Why Use This Landed Cost per Unit Calculator?

Accurate landed cost is the foundation of profitable pricing. If your landed cost is $6.50 but you think it's $5.00, your margin calculations are wrong by $1.50 per unit. At 1,000 units per month, that's $1,500 in phantom profit. This calculator ensures you capture every cost component. Having a precise figure at your fingertips empowers better planning and more confident decisions.

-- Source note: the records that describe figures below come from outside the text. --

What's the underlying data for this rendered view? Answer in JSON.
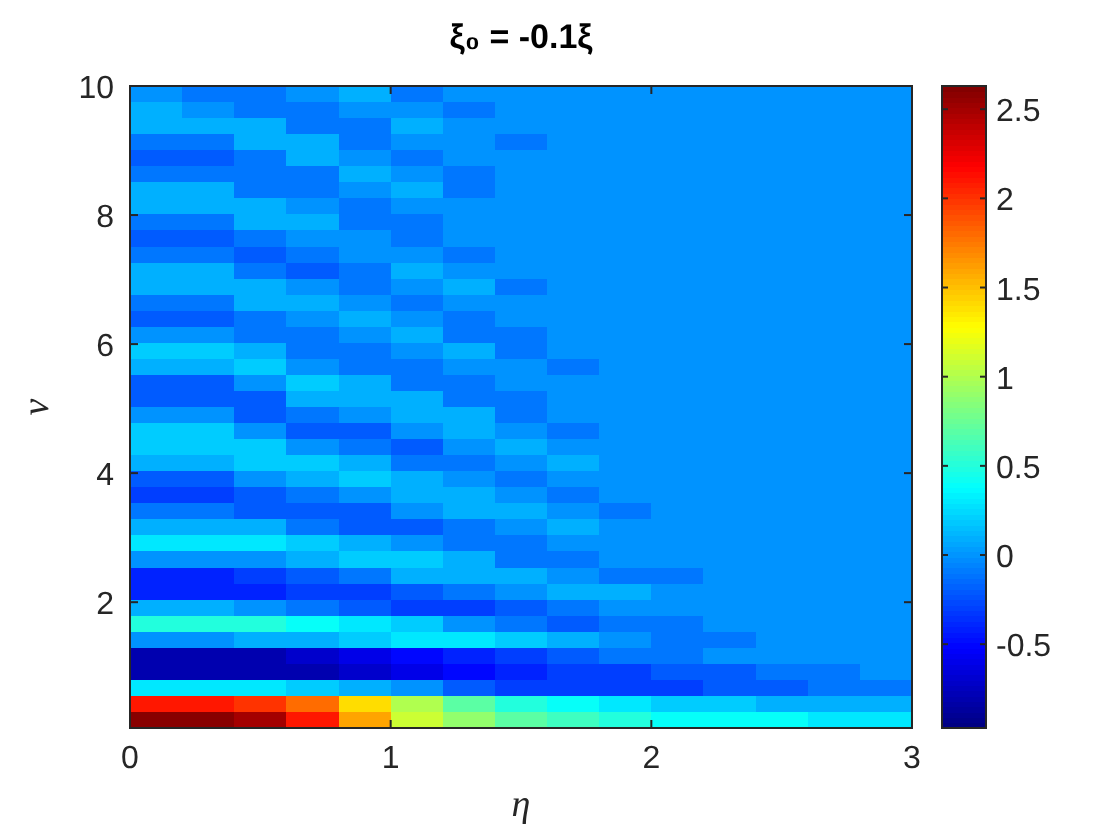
{
  "chart_data": {
    "type": "heatmap",
    "title": "ξ₀ = -0.1ξ",
    "xlabel": "η",
    "ylabel": "ν",
    "xlim": [
      0,
      3
    ],
    "xticks": [
      0,
      1,
      2,
      3
    ],
    "ylim": [
      0.05,
      10
    ],
    "yticks": [
      2,
      4,
      6,
      8,
      10
    ],
    "clim": [
      -0.97,
      2.63
    ],
    "cticks": [
      -0.5,
      0,
      0.5,
      1,
      1.5,
      2,
      2.5
    ],
    "cells": [
      [
        0,
        -0.1,
        -0.1,
        0,
        0.1,
        -0.1,
        0,
        0,
        0,
        0,
        0,
        0,
        0,
        0,
        0
      ],
      [
        0.1,
        0,
        -0.1,
        -0.1,
        0,
        0,
        -0.1,
        0,
        0,
        0,
        0,
        0,
        0,
        0,
        0
      ],
      [
        0.1,
        0.1,
        0.1,
        -0.1,
        -0.1,
        0.1,
        0,
        0,
        0,
        0,
        0,
        0,
        0,
        0,
        0
      ],
      [
        -0.1,
        -0.1,
        0.1,
        0.1,
        -0.1,
        0,
        0,
        -0.1,
        0,
        0,
        0,
        0,
        0,
        0,
        0
      ],
      [
        -0.2,
        -0.2,
        -0.1,
        0.1,
        0,
        -0.1,
        0,
        0,
        0,
        0,
        0,
        0,
        0,
        0,
        0
      ],
      [
        -0.1,
        -0.1,
        -0.1,
        -0.1,
        0.1,
        0,
        -0.1,
        0,
        0,
        0,
        0,
        0,
        0,
        0,
        0
      ],
      [
        0.1,
        0.1,
        -0.1,
        -0.1,
        0,
        0.1,
        -0.1,
        0,
        0,
        0,
        0,
        0,
        0,
        0,
        0
      ],
      [
        0.1,
        0.1,
        0.1,
        0,
        -0.1,
        0,
        0,
        0,
        0,
        0,
        0,
        0,
        0,
        0,
        0
      ],
      [
        -0.1,
        -0.1,
        0.1,
        0.1,
        -0.1,
        -0.1,
        0,
        0,
        0,
        0,
        0,
        0,
        0,
        0,
        0
      ],
      [
        -0.2,
        -0.2,
        -0.1,
        0,
        0,
        -0.1,
        0,
        0,
        0,
        0,
        0,
        0,
        0,
        0,
        0
      ],
      [
        -0.1,
        -0.1,
        -0.2,
        -0.1,
        0,
        0,
        -0.1,
        0,
        0,
        0,
        0,
        0,
        0,
        0,
        0
      ],
      [
        0.1,
        0.1,
        -0.1,
        -0.2,
        -0.1,
        0.1,
        0,
        0,
        0,
        0,
        0,
        0,
        0,
        0,
        0
      ],
      [
        0.1,
        0.1,
        0.1,
        0,
        -0.1,
        0,
        0.1,
        -0.1,
        0,
        0,
        0,
        0,
        0,
        0,
        0
      ],
      [
        -0.1,
        -0.1,
        0.1,
        0.1,
        0,
        -0.1,
        0,
        0,
        0,
        0,
        0,
        0,
        0,
        0,
        0
      ],
      [
        -0.2,
        -0.2,
        -0.1,
        0,
        0.1,
        0,
        -0.1,
        0,
        0,
        0,
        0,
        0,
        0,
        0,
        0
      ],
      [
        0,
        0,
        -0.1,
        -0.1,
        0,
        0.1,
        -0.1,
        -0.1,
        0,
        0,
        0,
        0,
        0,
        0,
        0
      ],
      [
        0.2,
        0.2,
        0.1,
        -0.1,
        -0.1,
        0,
        0.1,
        -0.1,
        0,
        0,
        0,
        0,
        0,
        0,
        0
      ],
      [
        0.1,
        0.1,
        0.2,
        0,
        -0.1,
        -0.1,
        0,
        0,
        -0.1,
        0,
        0,
        0,
        0,
        0,
        0
      ],
      [
        -0.2,
        -0.2,
        0,
        0.2,
        0.1,
        -0.1,
        -0.1,
        0,
        0,
        0,
        0,
        0,
        0,
        0,
        0
      ],
      [
        -0.2,
        -0.2,
        -0.2,
        0.1,
        0.1,
        0.1,
        -0.1,
        -0.1,
        0,
        0,
        0,
        0,
        0,
        0,
        0
      ],
      [
        0,
        0,
        -0.2,
        -0.1,
        0,
        0.1,
        0.1,
        -0.1,
        0,
        0,
        0,
        0,
        0,
        0,
        0
      ],
      [
        0.2,
        0.2,
        0,
        -0.2,
        -0.2,
        0,
        0.1,
        0,
        -0.1,
        0,
        0,
        0,
        0,
        0,
        0
      ],
      [
        0.2,
        0.2,
        0.2,
        0,
        -0.1,
        -0.2,
        0,
        0.1,
        0,
        0,
        0,
        0,
        0,
        0,
        0
      ],
      [
        0.1,
        0.1,
        0.2,
        0.2,
        0.1,
        -0.1,
        -0.1,
        0,
        0.1,
        0,
        0,
        0,
        0,
        0,
        0
      ],
      [
        -0.2,
        -0.2,
        0,
        0.1,
        0.2,
        0.1,
        0,
        -0.1,
        0,
        0,
        0,
        0,
        0,
        0,
        0
      ],
      [
        -0.3,
        -0.3,
        -0.2,
        -0.1,
        0,
        0.1,
        0.1,
        0,
        -0.1,
        0,
        0,
        0,
        0,
        0,
        0
      ],
      [
        -0.1,
        -0.1,
        -0.2,
        -0.2,
        -0.2,
        0,
        0.1,
        0.1,
        0,
        -0.1,
        0,
        0,
        0,
        0,
        0
      ],
      [
        0.1,
        0.1,
        0.1,
        -0.1,
        -0.2,
        -0.2,
        -0.1,
        0,
        0.1,
        0,
        0,
        0,
        0,
        0,
        0
      ],
      [
        0.3,
        0.3,
        0.3,
        0.2,
        0.1,
        0,
        -0.1,
        -0.1,
        0,
        0,
        0,
        0,
        0,
        0,
        0
      ],
      [
        0,
        0,
        0,
        0.1,
        0.2,
        0.2,
        0.1,
        -0.1,
        -0.1,
        0,
        0,
        0,
        0,
        0,
        0
      ],
      [
        -0.4,
        -0.4,
        -0.3,
        -0.2,
        -0.1,
        0.1,
        0.1,
        0.1,
        0,
        -0.1,
        -0.1,
        0,
        0,
        0,
        0
      ],
      [
        -0.4,
        -0.4,
        -0.4,
        -0.3,
        -0.3,
        -0.2,
        -0.1,
        0,
        0.1,
        0.1,
        0,
        0,
        0,
        0,
        0
      ],
      [
        0.1,
        0.1,
        0,
        -0.1,
        -0.2,
        -0.3,
        -0.3,
        -0.2,
        -0.1,
        0,
        0,
        0,
        0,
        0,
        0
      ],
      [
        0.5,
        0.5,
        0.5,
        0.4,
        0.3,
        0.2,
        0,
        -0.1,
        -0.2,
        -0.1,
        -0.1,
        0,
        0,
        0,
        0
      ],
      [
        0,
        0,
        0.1,
        0.1,
        0.2,
        0.3,
        0.3,
        0.2,
        0.1,
        0,
        -0.1,
        -0.1,
        0,
        0,
        0
      ],
      [
        -0.8,
        -0.8,
        -0.8,
        -0.7,
        -0.6,
        -0.5,
        -0.4,
        -0.3,
        -0.2,
        -0.1,
        -0.1,
        0,
        0,
        0,
        0
      ],
      [
        -0.8,
        -0.8,
        -0.8,
        -0.8,
        -0.7,
        -0.6,
        -0.5,
        -0.4,
        -0.3,
        -0.3,
        -0.2,
        -0.2,
        -0.1,
        -0.1,
        0
      ],
      [
        0.3,
        0.3,
        0.3,
        0.2,
        0.1,
        0,
        -0.2,
        -0.3,
        -0.3,
        -0.3,
        -0.3,
        -0.2,
        -0.2,
        -0.1,
        -0.1
      ],
      [
        2.1,
        2.1,
        2.0,
        1.8,
        1.4,
        1.0,
        0.7,
        0.5,
        0.4,
        0.3,
        0.2,
        0.2,
        0.1,
        0.1,
        0.1
      ],
      [
        2.6,
        2.6,
        2.5,
        2.1,
        1.6,
        1.1,
        0.9,
        0.7,
        0.6,
        0.5,
        0.4,
        0.4,
        0.4,
        0.3,
        0.3
      ]
    ]
  }
}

How to Use This Calculator

  1. Enter the product cost per unit (FOB or ex-factory price).
  2. Enter the total order quantity.
  3. Enter total freight/shipping cost for the order.
  4. Enter the customs duty rate as a percentage of product value.
  5. Enter insurance cost for the shipment.
  6. Enter handling fees (freight forwarding, drayage, unloading).
  7. Review the detailed cost breakdown and per-unit landed cost.

Formula

Total Product Cost = Unit Cost × Quantity Duty Amount = Total Product Cost × Duty Rate % Total Landed Cost = Total Product Cost + Shipping + Duty + Insurance + Handling Landed Cost per Unit = Total Landed Cost / Quantity

Example Calculation

Result: $6.49 landed cost per unit

Product cost: $4.50 × 1,000 = $4,500. Duty: $4,500 × 7.5% = $337.50. Total landed: $4,500 + $1,200 + $337.50 + $150 + $300 = $6,487.50. Per unit: $6,487.50 / 1,000 = $6.49. This is 44% higher than the quoted $4.50 unit cost.

Tips & Best Practices

The Hidden Costs of Importing

Beyond the obvious costs, several hidden charges can add up: demurrage fees if your container sits at port too long, examination fees if customs selects your shipment for inspection, and storage charges at the port warehouse. Budget an additional 3–5% contingency for these potential extras.

Landed Cost and Pricing Strategy

Your selling price must cover landed cost plus marketplace fees, fulfillment costs, advertising, returns, and profit margin. If your landed cost is $6.50 and marketplace fees are 30%, your break-even selling price before profit is already $9.29. Price discovery starts with accurate landed cost.

Tracking Landed Cost Trends

Create a landed cost tracker that records every order's actual costs by component. Over time, this reveals trends: rising shipping rates, exchange rate impacts, or duty changes. Sellers who actively manage landed cost maintain pricing power as input costs fluctuate.

Frequently Asked Questions

What is the difference between FOB and landed cost?

FOB (Free On Board) is the product cost at the supplier's port, excluding international shipping, duties, insurance, and local handling. Landed cost includes all those additional expenses. Landed cost is typically 20–50% higher than FOB for ocean freight shipments.

How do I find the duty rate for my product?

Look up your product's HTS (Harmonized Tariff Schedule) code on the US International Trade Commission website. Each 10-digit code has a specific duty rate. A customs broker can help classify your product correctly if you're unsure.

Should I include FBA prep fees in landed cost?

Yes, if you use a prep service before sending inventory to FBA. Include labeling, poly-bagging, bundling, and inspection fees. These are costs incurred before the product is available for sale and should be part of your cost basis.

How does order quantity affect landed cost?

Larger orders generally reduce per-unit landed cost because shipping, handling, and inspection fees are spread across more units. A $1,200 shipping charge on 500 units adds $2.40/unit; on 2,000 units it adds only $0.60/unit.

What handling fees should I include?

Common handling fees include freight forwarder service charges ($100–$300), drayage/trucking ($300–$800), port fees, customs broker fees ($50–$150), and warehouse receiving/unloading fees. Request itemized quotes from your logistics providers.

How accurate does my landed cost need to be?

Aim for accuracy within 5% of actual costs. Being off by more than 10% can lead to pricing decisions that silently erode margins. After your first few shipments, compare calculated vs. actual landed cost and refine your estimates.

Do I calculate landed cost per shipment or annually?

Calculate per shipment since costs vary (shipping rates fluctuate, duty rates may change). Use a weighted average across recent shipments for pricing decisions. The most recent shipment's landed cost should be your primary reference.